I staggered to my feet and swept Aderyn into my arms. It would’ve been easier to carry him at distance on my back again, but, at least for a little while, I needed to see him.
We didn’t make it very far like that, before my arms started to shake and we had to adjust, and even afterward, my limbs cramped and my stomach turned.
I’d have thought my magic had done some irreparable damage if the feeling weren’t so familiar, but I’d meant what I said.

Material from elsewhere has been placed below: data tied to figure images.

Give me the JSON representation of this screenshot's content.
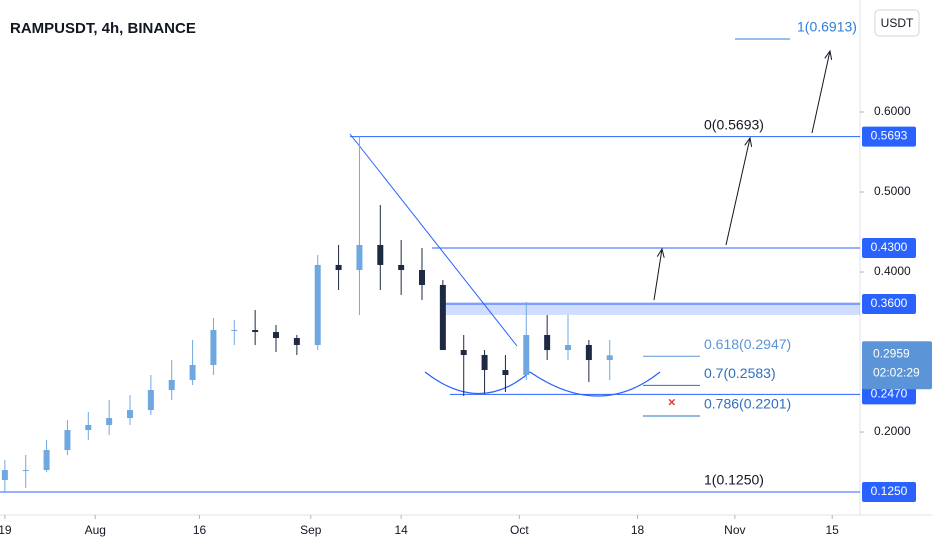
{
  "chart_data": {
    "type": "candlestick",
    "title": "RAMPUSDT, 4h, BINANCE",
    "currency": "USDT",
    "x": [
      18,
      21,
      24,
      27,
      30,
      33,
      36,
      39,
      42,
      45,
      48,
      51,
      54,
      57,
      60,
      63,
      66,
      69,
      72,
      75,
      78,
      81,
      84,
      87,
      90,
      93,
      96,
      99,
      102,
      105
    ],
    "open": [
      0.14,
      0.1525,
      0.1525,
      0.1775,
      0.2025,
      0.2088,
      0.2175,
      0.2275,
      0.2525,
      0.265,
      0.2838,
      0.3275,
      0.3275,
      0.325,
      0.3175,
      0.3088,
      0.4088,
      0.4025,
      0.4338,
      0.4088,
      0.4025,
      0.3838,
      0.3025,
      0.2963,
      0.2775,
      0.2713,
      0.3213,
      0.3025,
      0.3088,
      0.29
    ],
    "high": [
      0.165,
      0.1713,
      0.19,
      0.215,
      0.225,
      0.24,
      0.2463,
      0.2713,
      0.29,
      0.315,
      0.3425,
      0.34,
      0.3525,
      0.3338,
      0.3213,
      0.4213,
      0.4338,
      0.569,
      0.4838,
      0.44,
      0.43,
      0.39,
      0.3213,
      0.3025,
      0.2963,
      0.3625,
      0.3463,
      0.3463,
      0.315,
      0.315
    ],
    "low": [
      0.125,
      0.13,
      0.15,
      0.1713,
      0.19,
      0.1963,
      0.2088,
      0.2213,
      0.24,
      0.2588,
      0.2713,
      0.3088,
      0.3088,
      0.3,
      0.2963,
      0.3025,
      0.3775,
      0.3463,
      0.3775,
      0.3713,
      0.365,
      0.3025,
      0.245,
      0.2475,
      0.25,
      0.265,
      0.29,
      0.29,
      0.2625,
      0.265
    ],
    "close": [
      0.1525,
      0.1525,
      0.1775,
      0.2025,
      0.2088,
      0.2175,
      0.2275,
      0.2525,
      0.265,
      0.2838,
      0.3275,
      0.3275,
      0.325,
      0.3175,
      0.3088,
      0.4088,
      0.4025,
      0.4338,
      0.4088,
      0.4025,
      0.3838,
      0.3025,
      0.2963,
      0.2775,
      0.2713,
      0.3213,
      0.3025,
      0.3088,
      0.29,
      0.2959
    ],
    "up_color": "#6fa8e0",
    "down_color": "#1e2a44",
    "xlim": [
      17.3,
      141
    ],
    "xticks": [
      {
        "value": 18,
        "label": "19"
      },
      {
        "value": 31,
        "label": "Aug"
      },
      {
        "value": 46,
        "label": "16"
      },
      {
        "value": 62,
        "label": "Sep"
      },
      {
        "value": 75,
        "label": "14"
      },
      {
        "value": 92,
        "label": "Oct"
      },
      {
        "value": 109,
        "label": "18"
      },
      {
        "value": 123,
        "label": "Nov"
      },
      {
        "value": 137,
        "label": "15"
      }
    ],
    "ylim": [
      0.0963,
      0.74
    ],
    "yticks": [
      {
        "value": 0.6,
        "label": "0.6000"
      },
      {
        "value": 0.5,
        "label": "0.5000"
      },
      {
        "value": 0.4,
        "label": "0.4000"
      },
      {
        "value": 0.2,
        "label": "0.2000"
      }
    ],
    "levels": [
      0.5693,
      {
        "value": 0.43,
        "label": "0.4300"
      },
      {
        "value": 0.36,
        "label": "0.3600"
      },
      {
        "value": 0.247,
        "label": "0.2470"
      },
      {
        "value": 0.125,
        "label": "0.1250"
      }
    ],
    "zone": [
      0.3463,
      0.3625
    ],
    "last_price": 0.2959,
    "countdown": "02:02:29",
    "fib": [
      {
        "value": 0.6913,
        "label": "1(0.6913)",
        "color": "#2e7fd6"
      },
      {
        "value": 0.5693,
        "label": "0(0.5693)",
        "color": "#131722"
      },
      {
        "value": 0.2947,
        "label": "0.618(0.2947)",
        "color": "#5b95d8"
      },
      {
        "value": 0.2583,
        "label": "0.7(0.2583)",
        "color": "#2e6fc0"
      },
      {
        "value": 0.2201,
        "label": "0.786(0.2201)",
        "color": "#2e6fc0"
      },
      {
        "value": 0.125,
        "label": "1(0.1250)",
        "color": "#131722"
      }
    ],
    "line_color": "#2962ff"
  }
}
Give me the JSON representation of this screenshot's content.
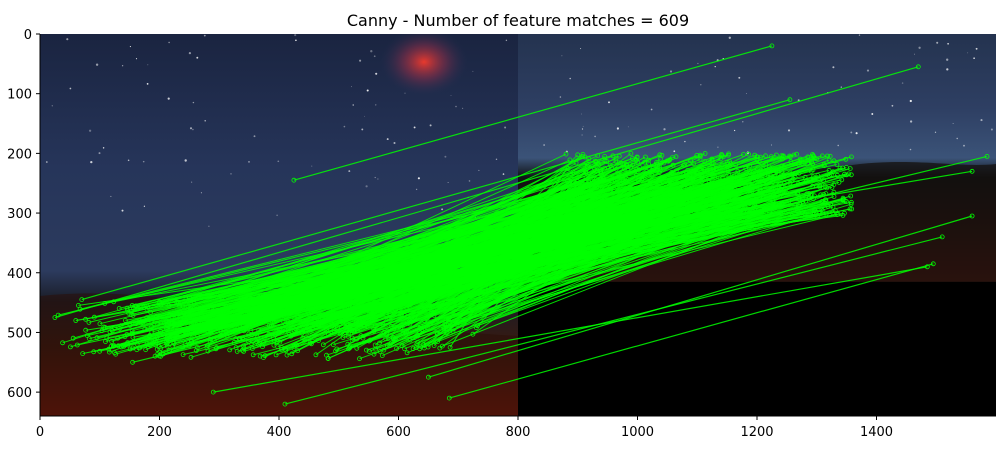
{
  "chart_data": {
    "type": "image",
    "title": "Canny - Number of feature matches = 609",
    "match_count": 609,
    "xlim": [
      0,
      1600
    ],
    "ylim": [
      640,
      0
    ],
    "xticks": [
      0,
      200,
      400,
      600,
      800,
      1000,
      1200,
      1400
    ],
    "yticks": [
      0,
      100,
      200,
      300,
      400,
      500,
      600
    ],
    "images": [
      {
        "name": "left-image",
        "x_range": [
          0,
          800
        ],
        "y_range": [
          0,
          640
        ]
      },
      {
        "name": "right-image",
        "x_range": [
          800,
          1600
        ],
        "y_range": [
          0,
          415
        ]
      }
    ],
    "match_color": "#00ff00",
    "colors": {
      "sky_dark": "#0d1527",
      "sky_mid": "#26355a",
      "ground_red": "#7a1a0c",
      "background": "#000000"
    },
    "sample_matches": [
      {
        "from": [
          425,
          245
        ],
        "to": [
          1225,
          20
        ]
      },
      {
        "from": [
          25,
          475
        ],
        "to": [
          1470,
          55
        ]
      },
      {
        "from": [
          70,
          445
        ],
        "to": [
          1255,
          110
        ]
      },
      {
        "from": [
          290,
          600
        ],
        "to": [
          1485,
          390
        ]
      },
      {
        "from": [
          410,
          620
        ],
        "to": [
          1510,
          340
        ]
      },
      {
        "from": [
          685,
          610
        ],
        "to": [
          1495,
          385
        ]
      },
      {
        "from": [
          650,
          575
        ],
        "to": [
          1560,
          305
        ]
      },
      {
        "from": [
          120,
          515
        ],
        "to": [
          1000,
          215
        ]
      },
      {
        "from": [
          155,
          550
        ],
        "to": [
          1585,
          205
        ]
      },
      {
        "from": [
          60,
          480
        ],
        "to": [
          1560,
          230
        ]
      }
    ]
  }
}
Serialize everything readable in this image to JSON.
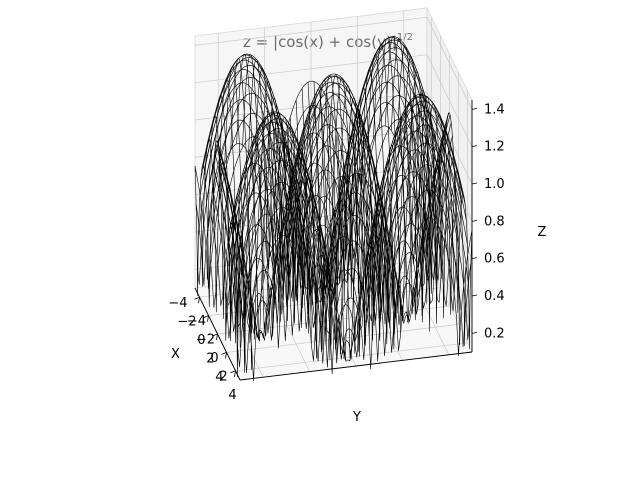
{
  "chart_data": {
    "type": "wireframe",
    "title": "z = |cos(x) + cos(y)|^{1/2}",
    "title_parts": {
      "base": "z = |cos(x) + cos(y)|",
      "exponent": "1/2"
    },
    "xlabel": "X",
    "ylabel": "Y",
    "zlabel": "Z",
    "xlim": [
      -5,
      5
    ],
    "ylim": [
      -5,
      5
    ],
    "zlim": [
      0.1,
      1.45
    ],
    "x_ticks": [
      -4,
      -2,
      0,
      2,
      4
    ],
    "x_tick_labels": [
      "−4",
      "−2",
      "0",
      "2",
      "4"
    ],
    "y_ticks": [
      -4,
      -2,
      0,
      2,
      4
    ],
    "y_tick_labels": [
      "−4",
      "−2",
      "0",
      "2",
      "4"
    ],
    "z_ticks": [
      0.2,
      0.4,
      0.6,
      0.8,
      1.0,
      1.2,
      1.4
    ],
    "z_tick_labels": [
      "0.2",
      "0.4",
      "0.6",
      "0.8",
      "1.0",
      "1.2",
      "1.4"
    ],
    "surface": {
      "function": "sqrt(abs(cos(x) + cos(y)))",
      "x_range": [
        -5,
        5
      ],
      "y_range": [
        -5,
        5
      ],
      "grid_lines": 40
    },
    "line_color": "#000000",
    "grid": true
  }
}
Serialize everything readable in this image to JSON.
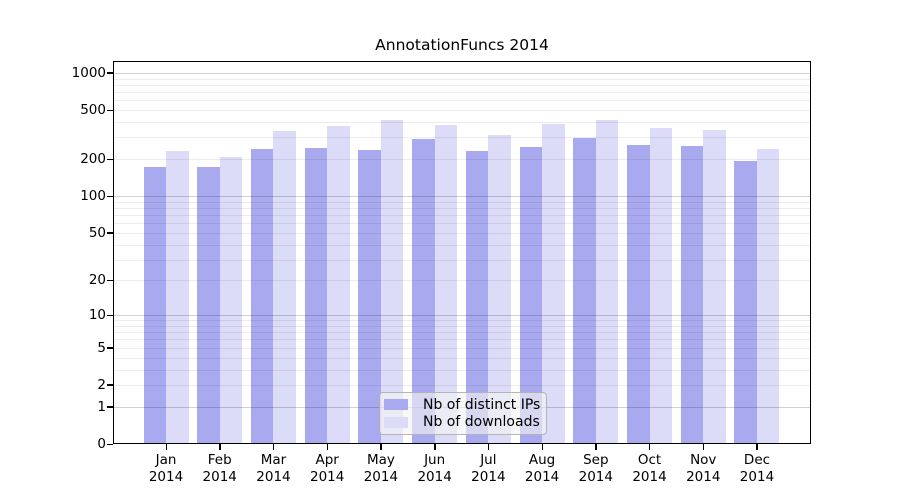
{
  "chart_data": {
    "type": "bar",
    "title": "AnnotationFuncs 2014",
    "categories": [
      "Jan",
      "Feb",
      "Mar",
      "Apr",
      "May",
      "Jun",
      "Jul",
      "Aug",
      "Sep",
      "Oct",
      "Nov",
      "Dec"
    ],
    "x_year_label": "2014",
    "series": [
      {
        "name": "Nb of distinct IPs",
        "color": "#a9a9f0",
        "values": [
          174,
          174,
          243,
          247,
          239,
          293,
          234,
          252,
          298,
          262,
          257,
          194
        ]
      },
      {
        "name": "Nb of downloads",
        "color": "#dcdcf8",
        "values": [
          234,
          209,
          340,
          373,
          417,
          380,
          315,
          387,
          412,
          359,
          346,
          243
        ]
      }
    ],
    "y_axis": {
      "scale": "log10(1+x)",
      "ticks": [
        0,
        1,
        2,
        5,
        10,
        20,
        50,
        100,
        200,
        500,
        1000
      ],
      "ylim": [
        0,
        1000
      ]
    },
    "grid": "on",
    "legend_position": "bottom-center",
    "colors": {
      "axis": "#000000",
      "background": "#ffffff"
    }
  }
}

I wouldn’t take blood from Aderyn, not ever, and if that meant I’d never drink it again, I’d have to manage despite the pain.
We went until we saw a farmhouse in the distance, a woven fence around a small garden just outside the cottage.
When we were close, a head popped up, and a woman in a rough-spun dress turned our way. Her hair was gray, her hands knobbed and covered in dirt.
Aderyn slipped off my back, and I leaned hard against the fence to stay upright.
“Excuse me, madam.” I twisted my signet off my swollen finger. I clutched it tight and held it out to her. “We require assistance. I’m Roland Cavendish—”
I’d hardly gotten my name out before she dropped to her knees and ducked her head. “My king.”
I shook my head. That didn’t matter. If we didn’t make it back to the Spires, I’d be no king at all.
“Please—” I bent over the fence to help her up again, but the sudden movement, the way my head swam, I swayed and nearly stumbled over.
Aderyn caught me, tugging on my arm. “He needs to sit down,” he insisted. “May we come inside?”
“Of course,” she waved us feverishly into the garden and toward her cottage. “This way. Come along.”